Ici, l’une des données de majeur intérêt est précisément la forma urbis des villes de fond de vallée, situées le long des principaux axes de trafic. Avec leurs rues à arcades, avec leurs architectures, Dronero, Demonte, Tende, Casteldelfino, Sampeyre représentent l’admirable synthèse du croisement de culture alpine, art de société cultivée et influences transalpines.
Ces villes sont le symbole physique d’une civilisation, qu’il serait restrictif de définir rurale et paysanne et qui, dans quelques vallées, avant le Traité de Utrecht de 1713, a su donner suite à de longues expériences d’autonomie, comme dans le cas de l’Escartùn de la haute Vallée Varaita ou de la communauté des 12 communes de la Vallée Maira.

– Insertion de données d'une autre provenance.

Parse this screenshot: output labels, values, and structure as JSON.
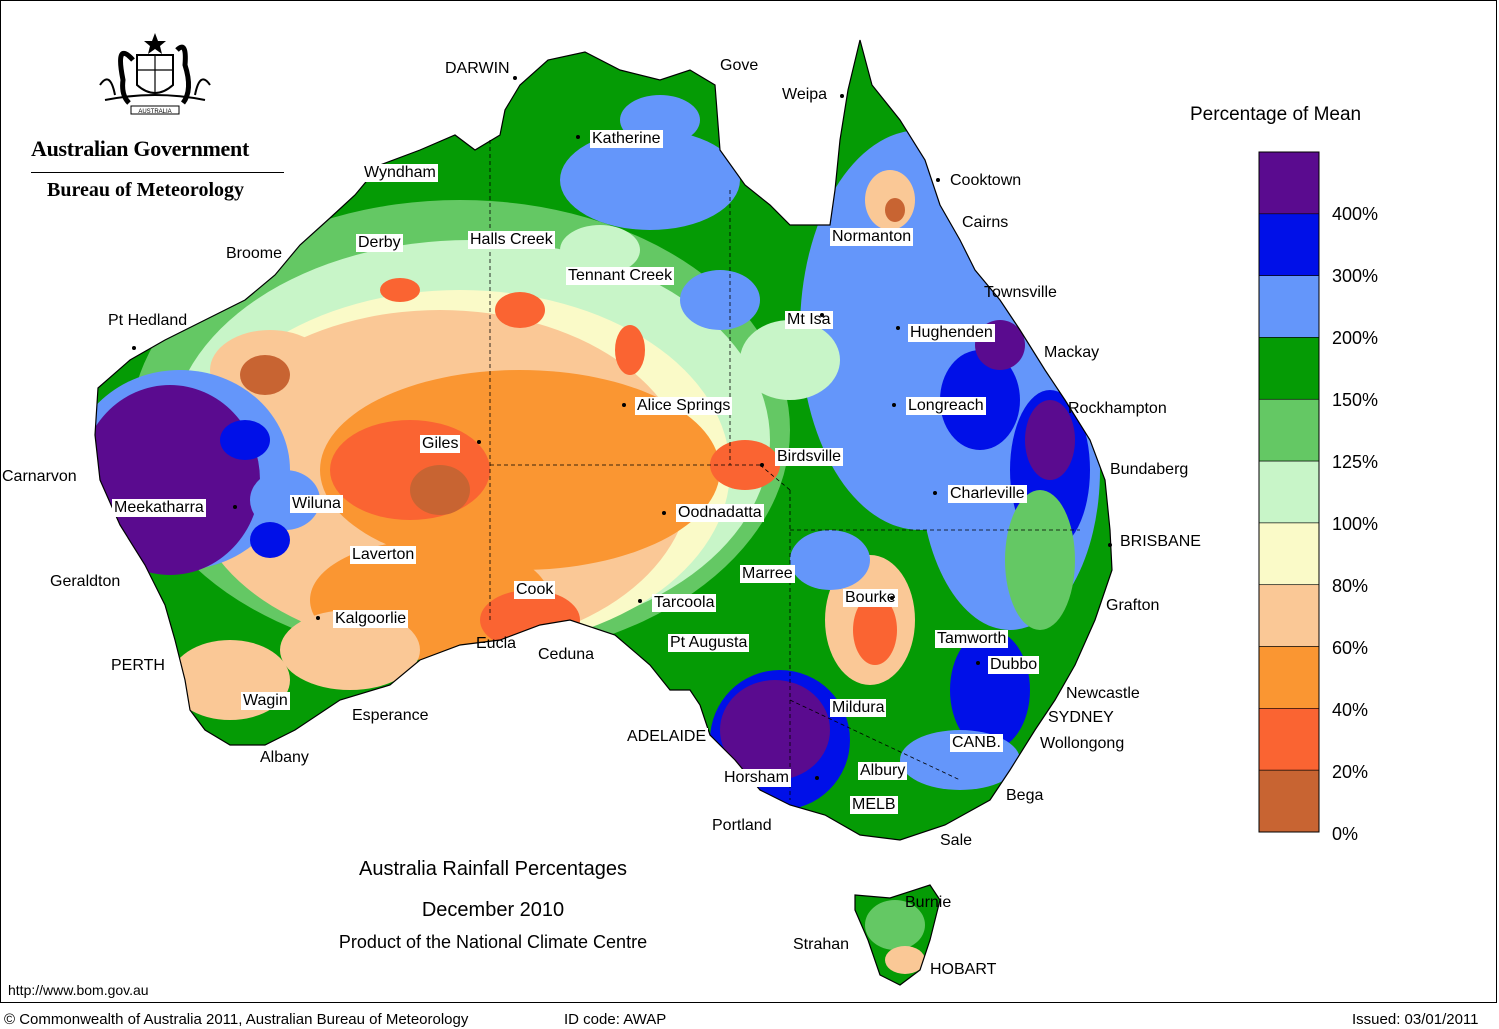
{
  "header": {
    "agency": "Australian Government",
    "bureau": "Bureau of Meteorology",
    "emblem_icon": "commonwealth-coat-of-arms-icon",
    "emblem_text": "AUSTRALIA"
  },
  "titles": {
    "line1": "Australia Rainfall Percentages",
    "line2": "December 2010",
    "line3": "Product of the National Climate Centre"
  },
  "legend": {
    "title": "Percentage of Mean",
    "ticks": [
      "400%",
      "300%",
      "200%",
      "150%",
      "125%",
      "100%",
      "80%",
      "60%",
      "40%",
      "20%",
      "0%"
    ],
    "colors": [
      "#5a0b8f",
      "#0010e8",
      "#6496fa",
      "#059b05",
      "#64c864",
      "#c8f5c8",
      "#fafac8",
      "#fac896",
      "#fa9632",
      "#fa6432",
      "#c86432"
    ]
  },
  "places": [
    {
      "name": "DARWIN"
    },
    {
      "name": "Gove"
    },
    {
      "name": "Weipa"
    },
    {
      "name": "Katherine"
    },
    {
      "name": "Wyndham"
    },
    {
      "name": "Cooktown"
    },
    {
      "name": "Cairns"
    },
    {
      "name": "Derby"
    },
    {
      "name": "Halls Creek"
    },
    {
      "name": "Normanton"
    },
    {
      "name": "Broome"
    },
    {
      "name": "Tennant Creek"
    },
    {
      "name": "Townsville"
    },
    {
      "name": "Pt Hedland"
    },
    {
      "name": "Mt Isa"
    },
    {
      "name": "Hughenden"
    },
    {
      "name": "Mackay"
    },
    {
      "name": "Alice Springs"
    },
    {
      "name": "Longreach"
    },
    {
      "name": "Rockhampton"
    },
    {
      "name": "Giles"
    },
    {
      "name": "Birdsville"
    },
    {
      "name": "Bundaberg"
    },
    {
      "name": "Carnarvon"
    },
    {
      "name": "Meekatharra"
    },
    {
      "name": "Wiluna"
    },
    {
      "name": "Charleville"
    },
    {
      "name": "Oodnadatta"
    },
    {
      "name": "BRISBANE"
    },
    {
      "name": "Laverton"
    },
    {
      "name": "Marree"
    },
    {
      "name": "Geraldton"
    },
    {
      "name": "Cook"
    },
    {
      "name": "Tarcoola"
    },
    {
      "name": "Bourke"
    },
    {
      "name": "Grafton"
    },
    {
      "name": "Kalgoorlie"
    },
    {
      "name": "Tamworth"
    },
    {
      "name": "Eucla"
    },
    {
      "name": "Pt Augusta"
    },
    {
      "name": "Ceduna"
    },
    {
      "name": "Dubbo"
    },
    {
      "name": "PERTH"
    },
    {
      "name": "Newcastle"
    },
    {
      "name": "Wagin"
    },
    {
      "name": "Mildura"
    },
    {
      "name": "SYDNEY"
    },
    {
      "name": "Esperance"
    },
    {
      "name": "ADELAIDE"
    },
    {
      "name": "CANB."
    },
    {
      "name": "Wollongong"
    },
    {
      "name": "Albany"
    },
    {
      "name": "Albury"
    },
    {
      "name": "Horsham"
    },
    {
      "name": "Bega"
    },
    {
      "name": "MELB"
    },
    {
      "name": "Portland"
    },
    {
      "name": "Sale"
    },
    {
      "name": "Burnie"
    },
    {
      "name": "Strahan"
    },
    {
      "name": "HOBART"
    }
  ],
  "footer": {
    "url": "http://www.bom.gov.au",
    "copyright": "© Commonwealth of Australia 2011, Australian Bureau of Meteorology",
    "id_code": "ID code: AWAP",
    "issued": "Issued: 03/01/2011"
  }
}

Mais le schéma historique de la montagne occitane de la province de Coni comprend aussi le patrimoine d’architectures religieuses, civiles et militaires qui marquent ponctuellement le paysage des vallées. C’est une histoire, elle aussi « dynamique » qui, partant des centres monastiques importants de Pedona, Villar San Costanzo, San Costanzo al Monte, Pagno, la Chartreuse de Pesio – centres de la première action de colonisation du territoire -, aboutit à l’ensemble d’édifices d’origine romane gothique des vallées, comme dans le cas des églises de San Salvatore à Macra, de Santa Maria à Elva, de San Peyre à Stroppo, avec leurs précieux cycles de fresques ou encore du Château de Casteldelfino et du Lazaret du Caudano à Stroppo.